This is a common problem in file parsing. Commonly, you read the known part of the descriptor (which luckily is fixed-length in this case, but isn't always), and branch it there. Generally I use a strategy pattern here, since I generally expect the system to be broadly flexible - but a straight switch or factory may work as well.
The other question is: do you control and trust the downstream code? Meaning: the factory / strategy implementation? If you do, then you can just give them the stream and the number of bytes you expect them to consume (perhaps putting some debug assertions in place, to verify that they do read exactly the right amount).
If you can't trust the factory/strategy implementation (perhaps you allow the user-code to use custom deserializers), then I would construct a wrapper on top of the stream (example: SubStream
from protobuf-net), that only allows the expected number of bytes to be consumed (reporting EOF afterwards), and doesn't allow seek/etc operations outside of this block. I would also have runtime checks (even in release builds) that enough data has been consumed - but in this case I would probably just read past any unread data - i.e. if we expected the downstream code to consume 20 bytes, but it only read 12, then skip the next 8 and read our next descriptor.
To expand on that; one strategy design here might have something like:
interface ISerializer {
object Deserialize(Stream source, int bytes);
void Serialize(Stream destination, object value);
}
You might build a dictionary (or just a list if the number is small) of such serializers per expected markers, and resolve your serializer, then invoke the Deserialize
method.
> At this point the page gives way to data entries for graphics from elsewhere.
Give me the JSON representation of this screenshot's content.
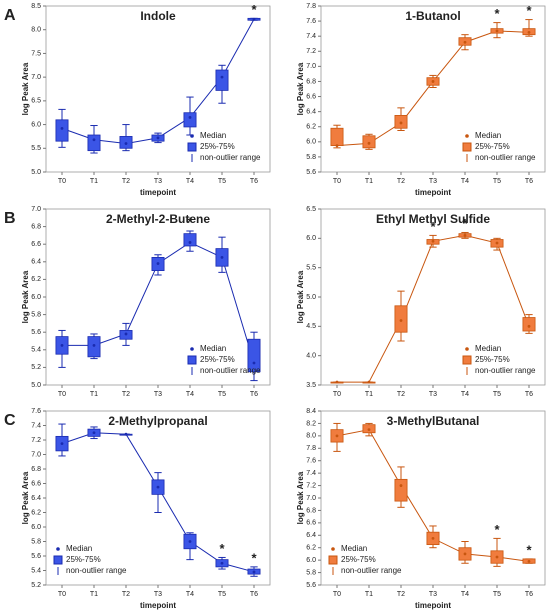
{
  "panel_labels": [
    "A",
    "B",
    "C"
  ],
  "chart_data": [
    {
      "type": "box",
      "title": "Indole",
      "xlabel": "timepoint",
      "ylabel": "log Peak Area",
      "categories": [
        "T0",
        "T1",
        "T2",
        "T3",
        "T4",
        "T5",
        "T6"
      ],
      "color": "#3b55e6",
      "edge_color": "#1a2bb0",
      "legend_position": "lower right",
      "legend": {
        "median": "Median",
        "box": "25%-75%",
        "range": "non-outlier range"
      },
      "ylim": [
        5.0,
        8.5
      ],
      "yticks": [
        {
          "value": 5,
          "label": "5.0"
        },
        5.5,
        {
          "value": 6,
          "label": "6.0"
        },
        6.5,
        {
          "value": 7,
          "label": "7.0"
        },
        7.5,
        {
          "value": 8,
          "label": "8.0"
        },
        8.5
      ],
      "median": [
        5.92,
        5.68,
        5.6,
        5.72,
        6.15,
        7.0,
        8.22
      ],
      "q1": [
        5.65,
        5.45,
        5.5,
        5.65,
        5.95,
        6.72,
        8.2
      ],
      "q3": [
        6.1,
        5.78,
        5.75,
        5.78,
        6.25,
        7.15,
        8.24
      ],
      "whisker_low": [
        5.52,
        5.4,
        5.45,
        5.62,
        5.78,
        6.45,
        8.2
      ],
      "whisker_high": [
        6.32,
        5.98,
        6.0,
        5.82,
        6.58,
        7.25,
        8.24
      ],
      "stars": [
        null,
        null,
        null,
        null,
        null,
        null,
        "*"
      ]
    },
    {
      "type": "box",
      "title": "1-Butanol",
      "xlabel": "timepoint",
      "ylabel": "log Peak Area",
      "categories": [
        "T0",
        "T1",
        "T2",
        "T3",
        "T4",
        "T5",
        "T6"
      ],
      "color": "#f07c3e",
      "edge_color": "#c8560f",
      "legend_position": "lower right",
      "legend": {
        "median": "Median",
        "box": "25%-75%",
        "range": "non-outlier range"
      },
      "ylim": [
        5.6,
        7.8
      ],
      "yticks": [
        5.6,
        5.8,
        {
          "value": 6,
          "label": "6.0"
        },
        6.2,
        6.4,
        6.6,
        6.8,
        {
          "value": 7,
          "label": "7.0"
        },
        7.2,
        7.4,
        7.6,
        7.8
      ],
      "median": [
        5.95,
        5.98,
        6.25,
        6.8,
        7.32,
        7.47,
        7.45
      ],
      "q1": [
        5.95,
        5.92,
        6.18,
        6.75,
        7.28,
        7.44,
        7.42
      ],
      "q3": [
        6.18,
        6.08,
        6.35,
        6.85,
        7.38,
        7.5,
        7.5
      ],
      "whisker_low": [
        5.92,
        5.9,
        6.15,
        6.72,
        7.22,
        7.38,
        7.4
      ],
      "whisker_high": [
        6.22,
        6.1,
        6.45,
        6.88,
        7.42,
        7.58,
        7.62
      ],
      "stars": [
        null,
        null,
        null,
        null,
        null,
        "*",
        "*"
      ]
    },
    {
      "type": "box",
      "title": "2-Methyl-2-Butene",
      "ylabel": "log Peak Area",
      "categories": [
        "T0",
        "T1",
        "T2",
        "T3",
        "T4",
        "T5",
        "T6"
      ],
      "color": "#3b55e6",
      "edge_color": "#1a2bb0",
      "legend_position": "lower right",
      "legend": {
        "median": "Median",
        "box": "25%-75%",
        "range": "non-outlier range"
      },
      "ylim": [
        5.0,
        7.0
      ],
      "yticks": [
        {
          "value": 5,
          "label": "5.0"
        },
        5.2,
        5.4,
        5.6,
        5.8,
        {
          "value": 6,
          "label": "6.0"
        },
        6.2,
        6.4,
        6.6,
        6.8,
        {
          "value": 7,
          "label": "7.0"
        }
      ],
      "median": [
        5.45,
        5.45,
        5.58,
        6.38,
        6.62,
        6.45,
        5.25
      ],
      "q1": [
        5.35,
        5.32,
        5.52,
        6.3,
        6.58,
        6.35,
        5.15
      ],
      "q3": [
        5.55,
        5.55,
        5.62,
        6.45,
        6.72,
        6.55,
        5.52
      ],
      "whisker_low": [
        5.2,
        5.3,
        5.45,
        6.25,
        6.52,
        6.28,
        5.05
      ],
      "whisker_high": [
        5.62,
        5.58,
        5.7,
        6.48,
        6.75,
        6.68,
        5.6
      ],
      "stars": [
        null,
        null,
        null,
        null,
        "*",
        null,
        null
      ]
    },
    {
      "type": "box",
      "title": "Ethyl Methyl Sulfide",
      "ylabel": "log Peak Area",
      "categories": [
        "T0",
        "T1",
        "T2",
        "T3",
        "T4",
        "T5",
        "T6"
      ],
      "color": "#f07c3e",
      "edge_color": "#c8560f",
      "legend_position": "lower right",
      "legend": {
        "median": "Median",
        "box": "25%-75%",
        "range": "non-outlier range"
      },
      "ylim": [
        3.5,
        6.5
      ],
      "yticks": [
        3.5,
        {
          "value": 4,
          "label": "4.0"
        },
        4.5,
        {
          "value": 5,
          "label": "5.0"
        },
        5.5,
        {
          "value": 6,
          "label": "6.0"
        },
        6.5
      ],
      "median": [
        3.55,
        3.55,
        4.6,
        5.95,
        6.05,
        5.92,
        4.5
      ],
      "q1": [
        3.55,
        3.55,
        4.4,
        5.9,
        6.02,
        5.85,
        4.42
      ],
      "q3": [
        3.55,
        3.55,
        4.85,
        5.98,
        6.08,
        5.98,
        4.65
      ],
      "whisker_low": [
        3.55,
        3.55,
        4.25,
        5.85,
        6.0,
        5.8,
        4.38
      ],
      "whisker_high": [
        3.55,
        3.55,
        5.1,
        6.05,
        6.1,
        6.0,
        4.7
      ],
      "stars": [
        null,
        null,
        null,
        "*",
        "*",
        null,
        null
      ]
    },
    {
      "type": "box",
      "title": "2-Methylpropanal",
      "xlabel": "timepoint",
      "ylabel": "log Peak Area",
      "categories": [
        "T0",
        "T1",
        "T2",
        "T3",
        "T4",
        "T5",
        "T6"
      ],
      "color": "#3b55e6",
      "edge_color": "#1a2bb0",
      "legend_position": "lower left",
      "legend": {
        "median": "Median",
        "box": "25%-75%",
        "range": "non-outlier range"
      },
      "ylim": [
        5.2,
        7.6
      ],
      "yticks": [
        5.2,
        5.4,
        5.6,
        5.8,
        {
          "value": 6,
          "label": "6.0"
        },
        6.2,
        6.4,
        6.6,
        6.8,
        {
          "value": 7,
          "label": "7.0"
        },
        7.2,
        7.4,
        7.6
      ],
      "median": [
        7.15,
        7.3,
        7.28,
        6.55,
        5.8,
        5.5,
        5.38
      ],
      "q1": [
        7.05,
        7.25,
        7.28,
        6.45,
        5.7,
        5.45,
        5.35
      ],
      "q3": [
        7.25,
        7.35,
        7.28,
        6.65,
        5.9,
        5.55,
        5.42
      ],
      "whisker_low": [
        6.98,
        7.22,
        7.28,
        6.2,
        5.55,
        5.42,
        5.32
      ],
      "whisker_high": [
        7.42,
        7.38,
        7.28,
        6.75,
        5.92,
        5.58,
        5.45
      ],
      "stars": [
        null,
        null,
        null,
        null,
        null,
        "*",
        "*"
      ]
    },
    {
      "type": "box",
      "title": "3-MethylButanal",
      "xlabel": "timepoint",
      "ylabel": "log Peak Area",
      "categories": [
        "T0",
        "T1",
        "T2",
        "T3",
        "T4",
        "T5",
        "T6"
      ],
      "color": "#f07c3e",
      "edge_color": "#c8560f",
      "legend_position": "lower left",
      "legend": {
        "median": "Median",
        "box": "25%-75%",
        "range": "non-outlier range"
      },
      "ylim": [
        5.6,
        8.4
      ],
      "yticks": [
        5.6,
        5.8,
        {
          "value": 6,
          "label": "6.0"
        },
        6.2,
        6.4,
        6.6,
        6.8,
        {
          "value": 7,
          "label": "7.0"
        },
        7.2,
        7.4,
        7.6,
        7.8,
        {
          "value": 8,
          "label": "8.0"
        },
        8.2,
        8.4
      ],
      "median": [
        8.0,
        8.1,
        7.2,
        6.35,
        6.1,
        6.05,
        5.98
      ],
      "q1": [
        7.9,
        8.05,
        6.95,
        6.25,
        6.0,
        5.95,
        5.95
      ],
      "q3": [
        8.1,
        8.18,
        7.3,
        6.45,
        6.2,
        6.15,
        6.02
      ],
      "whisker_low": [
        7.75,
        8.0,
        6.85,
        6.2,
        5.95,
        5.9,
        5.95
      ],
      "whisker_high": [
        8.2,
        8.2,
        7.5,
        6.55,
        6.3,
        6.35,
        6.02
      ],
      "stars": [
        null,
        null,
        null,
        null,
        null,
        "*",
        "*"
      ]
    }
  ]
}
If you don't recognise the marker, then (one of):
- skip the given number of bytes
- throw an error
- store the extra bytes in a buffer somewhere (allowing for round-trip of unexpected data)
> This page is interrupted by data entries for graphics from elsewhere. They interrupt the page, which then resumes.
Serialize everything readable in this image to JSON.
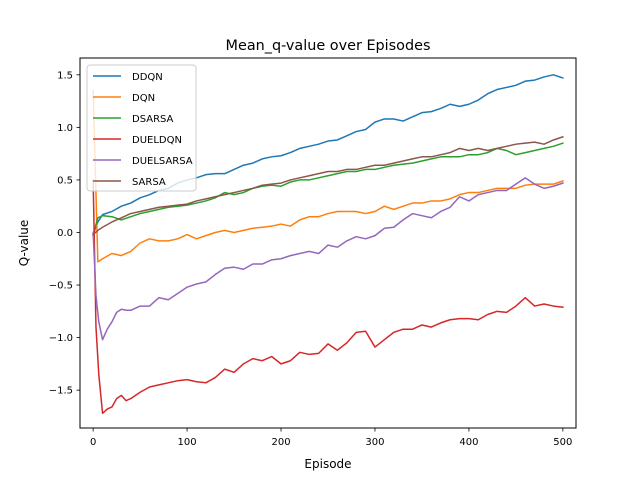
{
  "chart_data": {
    "type": "line",
    "title": "Mean_q-value over Episodes",
    "xlabel": "Episode",
    "ylabel": "Q-value",
    "xlim": [
      -14,
      514
    ],
    "ylim": [
      -1.86,
      1.66
    ],
    "xticks": [
      0,
      100,
      200,
      300,
      400,
      500
    ],
    "xtick_labels": [
      "0",
      "100",
      "200",
      "300",
      "400",
      "500"
    ],
    "yticks": [
      -1.5,
      -1.0,
      -0.5,
      0.0,
      0.5,
      1.0,
      1.5
    ],
    "ytick_labels": [
      "−1.5",
      "−1.0",
      "−0.5",
      "0.0",
      "0.5",
      "1.0",
      "1.5"
    ],
    "grid": false,
    "legend_position": "top-left",
    "series": [
      {
        "name": "DDQN",
        "color": "#1f77b4",
        "x": [
          0,
          5,
          10,
          20,
          30,
          40,
          50,
          60,
          70,
          80,
          90,
          100,
          110,
          120,
          130,
          140,
          150,
          160,
          170,
          180,
          190,
          200,
          210,
          220,
          230,
          240,
          250,
          260,
          270,
          280,
          290,
          300,
          310,
          320,
          330,
          340,
          350,
          360,
          370,
          380,
          390,
          400,
          410,
          420,
          430,
          440,
          450,
          460,
          470,
          480,
          490,
          500
        ],
        "y": [
          -0.02,
          0.1,
          0.17,
          0.2,
          0.25,
          0.28,
          0.33,
          0.36,
          0.4,
          0.42,
          0.47,
          0.5,
          0.52,
          0.55,
          0.56,
          0.56,
          0.6,
          0.64,
          0.66,
          0.7,
          0.72,
          0.73,
          0.76,
          0.8,
          0.82,
          0.84,
          0.87,
          0.88,
          0.92,
          0.96,
          0.98,
          1.05,
          1.08,
          1.08,
          1.06,
          1.1,
          1.14,
          1.15,
          1.18,
          1.22,
          1.2,
          1.22,
          1.26,
          1.32,
          1.36,
          1.38,
          1.4,
          1.44,
          1.45,
          1.48,
          1.5,
          1.47
        ]
      },
      {
        "name": "DQN",
        "color": "#ff7f0e",
        "x": [
          0,
          5,
          10,
          20,
          30,
          40,
          50,
          60,
          70,
          80,
          90,
          100,
          110,
          120,
          130,
          140,
          150,
          160,
          170,
          180,
          190,
          200,
          210,
          220,
          230,
          240,
          250,
          260,
          270,
          280,
          290,
          300,
          310,
          320,
          330,
          340,
          350,
          360,
          370,
          380,
          390,
          400,
          410,
          420,
          430,
          440,
          450,
          460,
          470,
          480,
          490,
          500
        ],
        "y": [
          1.35,
          -0.28,
          -0.25,
          -0.2,
          -0.22,
          -0.18,
          -0.1,
          -0.06,
          -0.08,
          -0.08,
          -0.06,
          -0.02,
          -0.06,
          -0.03,
          0.0,
          0.02,
          0.0,
          0.02,
          0.04,
          0.05,
          0.06,
          0.08,
          0.06,
          0.12,
          0.15,
          0.15,
          0.18,
          0.2,
          0.2,
          0.2,
          0.18,
          0.2,
          0.25,
          0.22,
          0.25,
          0.28,
          0.28,
          0.3,
          0.3,
          0.32,
          0.36,
          0.38,
          0.38,
          0.4,
          0.42,
          0.42,
          0.42,
          0.45,
          0.46,
          0.46,
          0.46,
          0.49
        ]
      },
      {
        "name": "DSARSA",
        "color": "#2ca02c",
        "x": [
          0,
          5,
          10,
          20,
          30,
          40,
          50,
          60,
          70,
          80,
          90,
          100,
          110,
          120,
          130,
          140,
          150,
          160,
          170,
          180,
          190,
          200,
          210,
          220,
          230,
          240,
          250,
          260,
          270,
          280,
          290,
          300,
          310,
          320,
          330,
          340,
          350,
          360,
          370,
          380,
          390,
          400,
          410,
          420,
          430,
          440,
          450,
          460,
          470,
          480,
          490,
          500
        ],
        "y": [
          -0.02,
          0.14,
          0.16,
          0.15,
          0.12,
          0.15,
          0.18,
          0.2,
          0.22,
          0.24,
          0.25,
          0.26,
          0.28,
          0.3,
          0.33,
          0.38,
          0.36,
          0.38,
          0.42,
          0.44,
          0.45,
          0.44,
          0.48,
          0.5,
          0.5,
          0.52,
          0.54,
          0.56,
          0.58,
          0.58,
          0.6,
          0.6,
          0.62,
          0.64,
          0.65,
          0.66,
          0.68,
          0.7,
          0.72,
          0.72,
          0.72,
          0.74,
          0.74,
          0.76,
          0.8,
          0.78,
          0.74,
          0.76,
          0.78,
          0.8,
          0.82,
          0.85
        ]
      },
      {
        "name": "DUELDQN",
        "color": "#d62728",
        "x": [
          0,
          3,
          6,
          10,
          15,
          20,
          25,
          30,
          35,
          40,
          50,
          60,
          70,
          80,
          90,
          100,
          110,
          120,
          130,
          140,
          150,
          160,
          170,
          180,
          190,
          200,
          210,
          220,
          230,
          240,
          250,
          260,
          270,
          280,
          290,
          300,
          310,
          320,
          330,
          340,
          350,
          360,
          370,
          380,
          390,
          400,
          410,
          420,
          430,
          440,
          450,
          460,
          470,
          480,
          490,
          500
        ],
        "y": [
          0.5,
          -0.9,
          -1.35,
          -1.72,
          -1.68,
          -1.66,
          -1.58,
          -1.55,
          -1.6,
          -1.58,
          -1.52,
          -1.47,
          -1.45,
          -1.43,
          -1.41,
          -1.4,
          -1.42,
          -1.43,
          -1.38,
          -1.3,
          -1.33,
          -1.25,
          -1.2,
          -1.22,
          -1.18,
          -1.25,
          -1.22,
          -1.14,
          -1.16,
          -1.15,
          -1.06,
          -1.12,
          -1.05,
          -0.95,
          -0.94,
          -1.09,
          -1.02,
          -0.95,
          -0.92,
          -0.92,
          -0.88,
          -0.9,
          -0.86,
          -0.83,
          -0.82,
          -0.82,
          -0.83,
          -0.78,
          -0.75,
          -0.76,
          -0.7,
          -0.62,
          -0.7,
          -0.68,
          -0.7,
          -0.71
        ]
      },
      {
        "name": "DUELSARSA",
        "color": "#9467bd",
        "x": [
          0,
          3,
          6,
          10,
          15,
          20,
          25,
          30,
          35,
          40,
          50,
          60,
          70,
          80,
          90,
          100,
          110,
          120,
          130,
          140,
          150,
          160,
          170,
          180,
          190,
          200,
          210,
          220,
          230,
          240,
          250,
          260,
          270,
          280,
          290,
          300,
          310,
          320,
          330,
          340,
          350,
          360,
          370,
          380,
          390,
          400,
          410,
          420,
          430,
          440,
          450,
          460,
          470,
          480,
          490,
          500
        ],
        "y": [
          0.0,
          -0.6,
          -0.85,
          -1.02,
          -0.92,
          -0.85,
          -0.76,
          -0.73,
          -0.74,
          -0.74,
          -0.7,
          -0.7,
          -0.62,
          -0.64,
          -0.58,
          -0.52,
          -0.49,
          -0.47,
          -0.4,
          -0.34,
          -0.33,
          -0.35,
          -0.3,
          -0.3,
          -0.26,
          -0.25,
          -0.22,
          -0.2,
          -0.18,
          -0.2,
          -0.12,
          -0.14,
          -0.08,
          -0.04,
          -0.06,
          -0.03,
          0.04,
          0.05,
          0.12,
          0.18,
          0.16,
          0.14,
          0.2,
          0.24,
          0.34,
          0.3,
          0.36,
          0.38,
          0.4,
          0.4,
          0.46,
          0.52,
          0.46,
          0.42,
          0.44,
          0.47
        ]
      },
      {
        "name": "SARSA",
        "color": "#8c564b",
        "x": [
          0,
          5,
          10,
          20,
          30,
          40,
          50,
          60,
          70,
          80,
          90,
          100,
          110,
          120,
          130,
          140,
          150,
          160,
          170,
          180,
          190,
          200,
          210,
          220,
          230,
          240,
          250,
          260,
          270,
          280,
          290,
          300,
          310,
          320,
          330,
          340,
          350,
          360,
          370,
          380,
          390,
          400,
          410,
          420,
          430,
          440,
          450,
          460,
          470,
          480,
          490,
          500
        ],
        "y": [
          -0.02,
          0.02,
          0.05,
          0.1,
          0.14,
          0.18,
          0.2,
          0.22,
          0.24,
          0.25,
          0.26,
          0.27,
          0.3,
          0.32,
          0.34,
          0.36,
          0.38,
          0.4,
          0.42,
          0.45,
          0.46,
          0.47,
          0.5,
          0.52,
          0.54,
          0.56,
          0.58,
          0.58,
          0.6,
          0.6,
          0.62,
          0.64,
          0.64,
          0.66,
          0.68,
          0.7,
          0.72,
          0.72,
          0.74,
          0.76,
          0.8,
          0.78,
          0.8,
          0.78,
          0.8,
          0.82,
          0.84,
          0.85,
          0.86,
          0.84,
          0.88,
          0.91
        ]
      }
    ]
  }
}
As a side-note to the above - this approach (strategy) is useful if the system is determined at runtime, either via reflection or via a runtime DSL (etc). If the system is entirely predictable at compile-time (because it doesn't change, or because you are using code-generation), then a straight switch
approach may be more appropriate - and you probably don't need any extra interfaces, since you can inject the appropriate code directly.